Nouvelles de Paris

Une collection de lettres de 1870-1871 envoyées depuis Paris au cours du siège par les Prussiens, puis de la Commune.

Personnes impliquées dans les lettres Notes techniques liées à la transcription
|

5 8bre 1870

Chère Madame,

Mon mari m’a bien recommandé ce matin en partant à son poste, de vous écrire aujourd’hui sans faute car il tient essentiellement à ce que Monsieur Grünberg ait le plus de nouvelles possible. Je loue cette exactitude mais je suis sûre qu’à cette heure nos lettres reposent dans quelque bureau de la frontière, et vous en recevez probablement sept ou huit à la fois.

Monsieur Rau a descendu une garde ce matin, il va très-bien ; ma dernière lettre vous confirmait le plaisir qu’il nous a fait en dinant avec nous dimanche dernier. Hier nous sommes allés à Neuilly ; en arrivant au pont levis, grand rassemblement, on ne passait plus ; mon mari obtiens cependant une permission et nous cheminons jusque chez nous, presqu’au milieu des ruines : le bois est coupé en grande partie ; les maisons de la zône sont abattues, c’est affreux!…
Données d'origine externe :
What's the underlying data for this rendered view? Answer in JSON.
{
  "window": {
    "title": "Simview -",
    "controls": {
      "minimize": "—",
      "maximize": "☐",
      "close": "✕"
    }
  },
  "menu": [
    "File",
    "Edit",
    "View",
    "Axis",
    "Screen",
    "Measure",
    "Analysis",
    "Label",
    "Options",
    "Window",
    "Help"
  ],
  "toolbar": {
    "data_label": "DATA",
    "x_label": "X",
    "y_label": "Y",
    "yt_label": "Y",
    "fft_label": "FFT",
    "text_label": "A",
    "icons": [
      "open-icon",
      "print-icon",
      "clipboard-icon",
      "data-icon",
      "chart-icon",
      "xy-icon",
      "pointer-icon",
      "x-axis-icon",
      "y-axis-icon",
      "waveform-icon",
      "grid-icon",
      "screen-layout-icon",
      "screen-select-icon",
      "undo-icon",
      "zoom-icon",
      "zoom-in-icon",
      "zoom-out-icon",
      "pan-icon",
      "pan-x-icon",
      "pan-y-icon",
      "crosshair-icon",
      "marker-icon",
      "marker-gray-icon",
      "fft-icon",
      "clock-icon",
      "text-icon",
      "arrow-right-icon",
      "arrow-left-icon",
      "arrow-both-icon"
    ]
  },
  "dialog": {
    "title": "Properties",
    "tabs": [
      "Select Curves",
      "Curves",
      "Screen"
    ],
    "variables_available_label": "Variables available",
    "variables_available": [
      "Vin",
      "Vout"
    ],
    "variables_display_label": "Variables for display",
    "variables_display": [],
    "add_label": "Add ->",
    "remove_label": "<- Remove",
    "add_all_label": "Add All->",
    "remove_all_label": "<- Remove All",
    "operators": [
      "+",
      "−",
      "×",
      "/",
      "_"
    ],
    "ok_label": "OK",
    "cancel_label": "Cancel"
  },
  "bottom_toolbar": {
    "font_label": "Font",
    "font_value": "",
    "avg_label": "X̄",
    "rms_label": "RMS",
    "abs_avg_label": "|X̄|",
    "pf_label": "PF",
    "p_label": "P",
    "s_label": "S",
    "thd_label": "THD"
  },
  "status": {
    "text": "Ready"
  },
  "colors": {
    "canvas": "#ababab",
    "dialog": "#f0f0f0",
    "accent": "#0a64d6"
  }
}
Une fois arrivés, on nous raconte qu’une torpille vient d’éclater à quelques mètres, et a tué deux personnes et blessé cinq!!!

Nous pouvions être du nombre aussi ; c’est fini, adieu à Neuilly pour le moment! Une grande partie de l’avenue est minée et ces accidents là sont malheureusement fréquents!

Nous exposions notre vie pour aller chercher devinez Madame une malheureuse terrine pour pâtés froids, ressonries(?) du moment, et j’avais besoin du moule pour la fabrication car la vie est très difficile à se procurer et très chère, mais c’est surtout la viande qui est rare ! Hier j’ai pu me procurer un filet de cheval pour mettre mariné et j’étais si fière car on me dit que c’est très bon ; du reste j’en ai mangé chez Monsieur Grünberg, et c’était exquis.

2 heures

7 heures

On vient de venir me chercher et je rentre à l’instant ; ma lettre ne partira que demain matin, mais mon mari ne pourra me gronder puisqu’il n’y est pas.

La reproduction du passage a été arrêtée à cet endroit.